Ne sorprenderà il fatto, come ricorda Paul Krugman, che Friedman fosse ambivalente rispetto al codice edilizio, che considerava un ennesima violazione della libertà capitalista. Per quel che riguarda la tesi secondo la quale le misure friedmaniane sono il motivo per cui i cileni “vivono in case di mattoni” e non di “paglia”, dimostra chiaramente come Stephens non sappia nulla del Cile prima del golpe.

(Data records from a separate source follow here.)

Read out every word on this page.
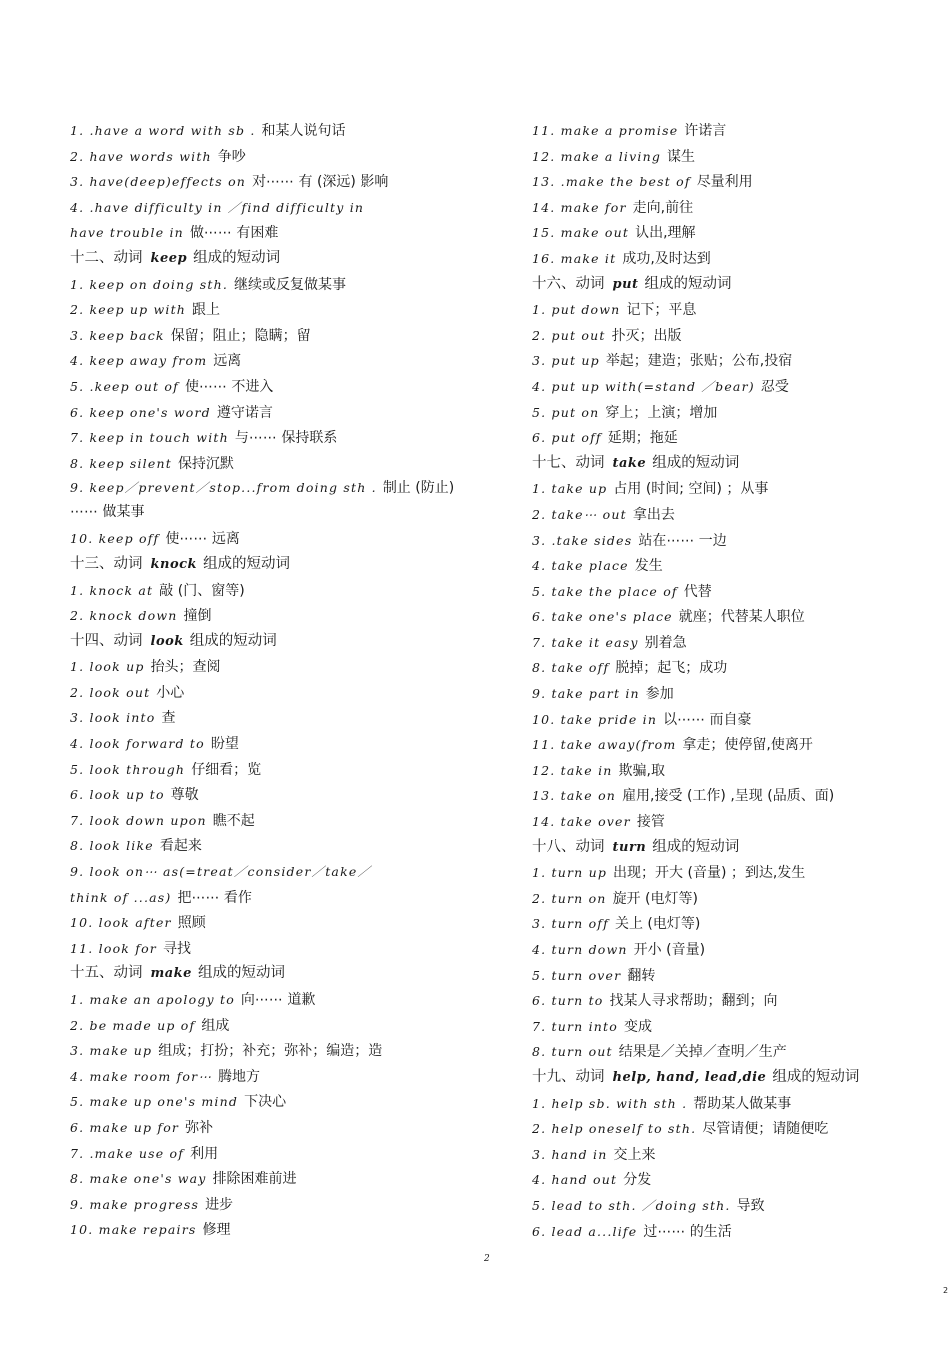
1. .have a word with sb . 和某人说句话
2. have words with 争吵
3. have(deep)effects on 对⋯⋯ 有 (深远) 影响
4. .have difficulty in ／find difficulty in
have trouble in 做⋯⋯ 有困难
十二、动词 keep 组成的短动词
1. keep on doing sth. 继续或反复做某事
2. keep up with 跟上
3. keep back 保留；阻止；隐瞒；留
4. keep away from 远离
5. .keep out of 使⋯⋯ 不进入
6. keep one's word 遵守诺言
7. keep in touch with 与⋯⋯ 保持联系
8. keep silent 保持沉默
9. keep／prevent／stop...from doing sth . 制止 (防止) ⋯⋯ 做某事
10. keep off 使⋯⋯ 远离
十三、动词 knock 组成的短动词
1. knock at 敲 (门、窗等)
2. knock down 撞倒
十四、动词 look 组成的短动词
1. look up 抬头；查阅
2. look out 小心
3. look into 查
4. look forward to 盼望
5. look through 仔细看；览
6. look up to 尊敬
7. look down upon 瞧不起
8. look like 看起来
9. look on⋯ as(=treat／consider／take／
think of ...as) 把⋯⋯ 看作
10. look after 照顾
11. look for 寻找
十五、动词 make 组成的短动词
1. make an apology to 向⋯⋯ 道歉
2. be made up of 组成
3. make up 组成；打扮；补充；弥补；编造；造
4. make room for⋯ 腾地方
5. make up one's mind 下决心
6. make up for 弥补
7. .make use of 利用
8. make one's way 排除困难前进
9. make progress 进步
10. make repairs 修理
11. make a promise 许诺言
12. make a living 谋生
13. .make the best of 尽量利用
14. make for 走向,前往
15. make out 认出,理解
16. make it 成功,及时达到
十六、动词 put 组成的短动词
1. put down 记下；平息
2. put out 扑灭；出版
3. put up 举起；建造；张贴；公布,投宿
4. put up with(=stand ／bear) 忍受
5. put on 穿上；上演；增加
6. put off 延期；拖延
十七、动词 take 组成的短动词
1. take up 占用 (时间; 空间) ；从事
2. take⋯ out 拿出去
3. .take sides 站在⋯⋯ 一边
4. take place 发生
5. take the place of 代替
6. take one's place 就座；代替某人职位
7. take it easy 别着急
8. take off 脱掉；起飞；成功
9. take part in 参加
10. take pride in 以⋯⋯ 而自豪
11. take away(from 拿走；使停留,使离开
12. take in 欺骗,取
13. take on 雇用,接受 (工作) ,呈现 (品质、面)
14. take over 接管
十八、动词 turn 组成的短动词
1. turn up 出现；开大 (音量) ；到达,发生
2. turn on 旋开 (电灯等)
3. turn off 关上 (电灯等)
4. turn down 开小 (音量)
5. turn over 翻转
6. turn to 找某人寻求帮助；翻到；向
7. turn into 变成
8. turn out 结果是／关掉／查明／生产
十九、动词 help, hand, lead,die 组成的短动词
1. help sb. with sth . 帮助某人做某事
2. help oneself to sth. 尽管请便；请随便吃
3. hand in 交上来
4. hand out 分发
5. lead to sth. ／doing sth. 导致
6. lead a...life 过⋯⋯ 的生活
2
2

Il Cile degli anni 60 aveva il miglior sistema sanitario ed educativo del continente, e disponeva di un effervescente settore industriale, con una classe media in rapida crescita. I cileni credevano nel proprio stato, ed elessero Allende perchè ampliasse ancora quel progetto. Dopo il golpe e la morte di Allende, Pinochet e i suoi Chicago Boys fecero tutto il possibile per smantellare la sfera pubblica cilena, svendendo le imprese dello stato e restringendo le regole finanziarie e commerciali. Si creò una grande ricchezza in quel periodo, ma ad un prezzo terribile. Per l’inizio degli anni ’80 le misure di Pinochet raccomandate da Friedman avevano provocato una rapida de-industrializzazione, moltiplicando per dieci la disoccupazione, e creando una miriade di quartieri di capanne chiaramente instabili. Causarono anche una crisi di corruzione e di debito talmente gravi che nel 1982 Pinochet si vide obbligato a rimandare a casa gli assessori dei Chicago Boys, nazionalizzando le varie istituzioni finanziarie de-regolate (vi ricorda qualcosa?). Per fortuna i Chicago Boys non riuscirono a distruggere tutto quello che aveva costruito Allende. L’industria nazionale del rame rimase nelle mani dello stato, immettendo ricchezza nelle città e nelle casse pubbliche, e impedendo che i Chicago Boys facessero entrare l’economia del Cile in un rapido e totale declino. Né peraltro riuscirono a disfarsi del rigoroso codice edilizio del Cile, una disattenzione ideologica per la quale oggi li possiamo solo ringraziare.